The generator network $g$ has been built in the paper according to a convolutional architecture, making it relatively easy to reuse the model to generate bigger images. As the model is convolutional, the model is trying to generate a “texture” of the dataset rather than an upsampled version of the images it was trained on. This explains why the model is most successful when trained on background datasets like LSUN different subcategories. This sort of behaviour can also be observed in other models like Deep Convolutional Generative Adversarial Networks.

### Information loss

The inference model $f = g^{-1}$ has been trained to reorganize an input data point $x$ into a set of feature vectors $f(x) = (z^{(1)}, z^{(2)}, z^{(3)}, z^{(4)}, z^{(5)})$ from simpler, local features to more complex and global features. Inspired by the paper Towards Conceptual Compression, we try to observe the influence of those feature vectors, we choose to see what happens when we replace those vectors $z^{(k)}$ with resampled version $\epsilon^{(k)}$. For $64 \times 64$ images datasets, from left to right:

• $x = g\big((z^{(1)}, z^{(2)}, z^{(3)}, z^{(4)}, z^{(5)})\big)$;
• $g\big((\epsilon^{(1)}, z^{(2)}, z^{(3)}, z^{(4)}, z^{(5)})\big)$;
• $g\big((\epsilon^{(1)}, \epsilon^{(2)}, z^{(3)}, z^{(4)}, z^{(5)})\big)$;
• $g\big((\epsilon^{(1)}, \epsilon^{(2)}, \epsilon^{(3)}, z^{(4)}, z^{(5)})\big)$;
• $g\big((\epsilon^{(1)}, \epsilon^{(2)}, \epsilon^{(3)}, \epsilon^{(4)}, z^{(5)})\big)$.
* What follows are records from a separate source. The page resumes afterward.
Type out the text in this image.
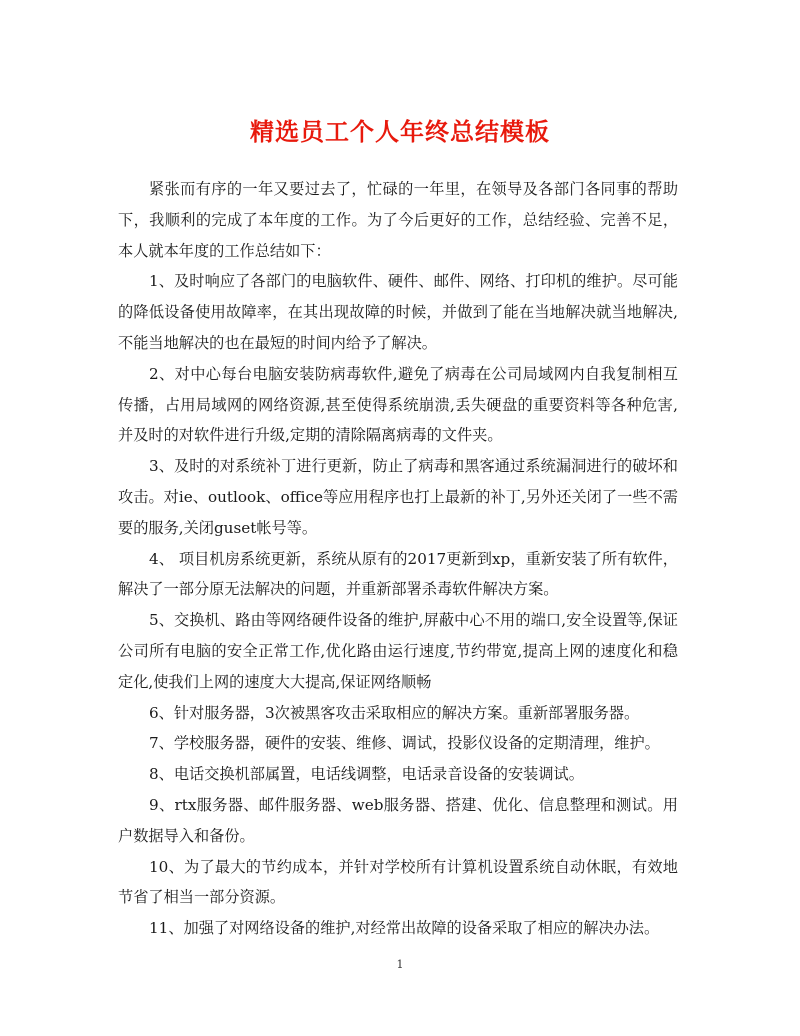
精选员工个人年终总结模板

紧张而有序的一年又要过去了，忙碌的一年里，在领导及各部门各同事的帮助下，我顺利的完成了本年度的工作。为了今后更好的工作，总结经验、完善不足，本人就本年度的工作总结如下：

1、及时响应了各部门的电脑软件、硬件、邮件、网络、打印机的维护。尽可能的降低设备使用故障率，在其出现故障的时候，并做到了能在当地解决就当地解决,不能当地解决的也在最短的时间内给予了解决。

2、对中心每台电脑安装防病毒软件,避免了病毒在公司局域网内自我复制相互传播，占用局域网的网络资源,甚至使得系统崩溃,丢失硬盘的重要资料等各种危害,并及时的对软件进行升级,定期的清除隔离病毒的文件夹。

3、及时的对系统补丁进行更新，防止了病毒和黑客通过系统漏洞进行的破坏和攻击。对ie、outlook、office等应用程序也打上最新的补丁,另外还关闭了一些不需要的服务,关闭guset帐号等。

4、 项目机房系统更新，系统从原有的2017更新到xp，重新安装了所有软件，解决了一部分原无法解决的问题，并重新部署杀毒软件解决方案。

5、交换机、路由等网络硬件设备的维护,屏蔽中心不用的端口,安全设置等,保证公司所有电脑的安全正常工作,优化路由运行速度,节约带宽,提高上网的速度化和稳定化,使我们上网的速度大大提高,保证网络顺畅

6、针对服务器，3次被黑客攻击采取相应的解决方案。重新部署服务器。

7、学校服务器，硬件的安装、维修、调试，投影仪设备的定期清理，维护。

8、电话交换机部属置，电话线调整，电话录音设备的安装调试。

9、rtx服务器、邮件服务器、web服务器、搭建、优化、信息整理和测试。用户数据导入和备份。

10、为了最大的节约成本，并针对学校所有计算机设置系统自动休眠，有效地节省了相当一部分资源。

11、加强了对网络设备的维护,对经常出故障的设备采取了相应的解决办法。

1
We see that the degradation of the original image is very gradual and, depending on the dataset, the feature vector $z^{(5)}$ is able to retain important high level information about the image.

### Manifold

The model has been trained to reorganize the data distribution into a Gaussian one. Since this distribution respect some degree of smoothness, we choose to build something resembling a sphere in the latent space $\mathcal{Z}$. This sphere will be built using eight examples $(x_1, x_2, x_3, x_4, x_5, x_6, x_7, x_8)$ and their latent representation $(z_1, z_2, z_3, z_4, z_5, z_6, z_7, z_8)$ $= \big(f(x_1), f(x_2), f(x_3), f(x_4), f(x_5), f(x_6), f(x_7), f(x_8)\big)$ which will be parametrized by three angles $(\phi, \phi', \phi'') \in [0, 2\pi]^3$ with equation: $z = \cos(\phi) \Big(\cos(\phi') \big(z_1 \cos(\phi'') + z_2 \sin(\phi'')\big) + \sin(\phi') \big(z_3 \cos(\phi'') + z_4 \sin(\phi'')\big)\Big)$ $+ \cos(\phi) \Big(\cos(\phi') \big(z_5 \cos(\phi'') + z_6 \sin(\phi'')\big) + \sin(\phi') \big(z_7 \cos(\phi'') + z_8 \sin(\phi'')\big)\Big)$

We then remap this sphere into the input space using the generator network $g$ to obtain the figure in the last column.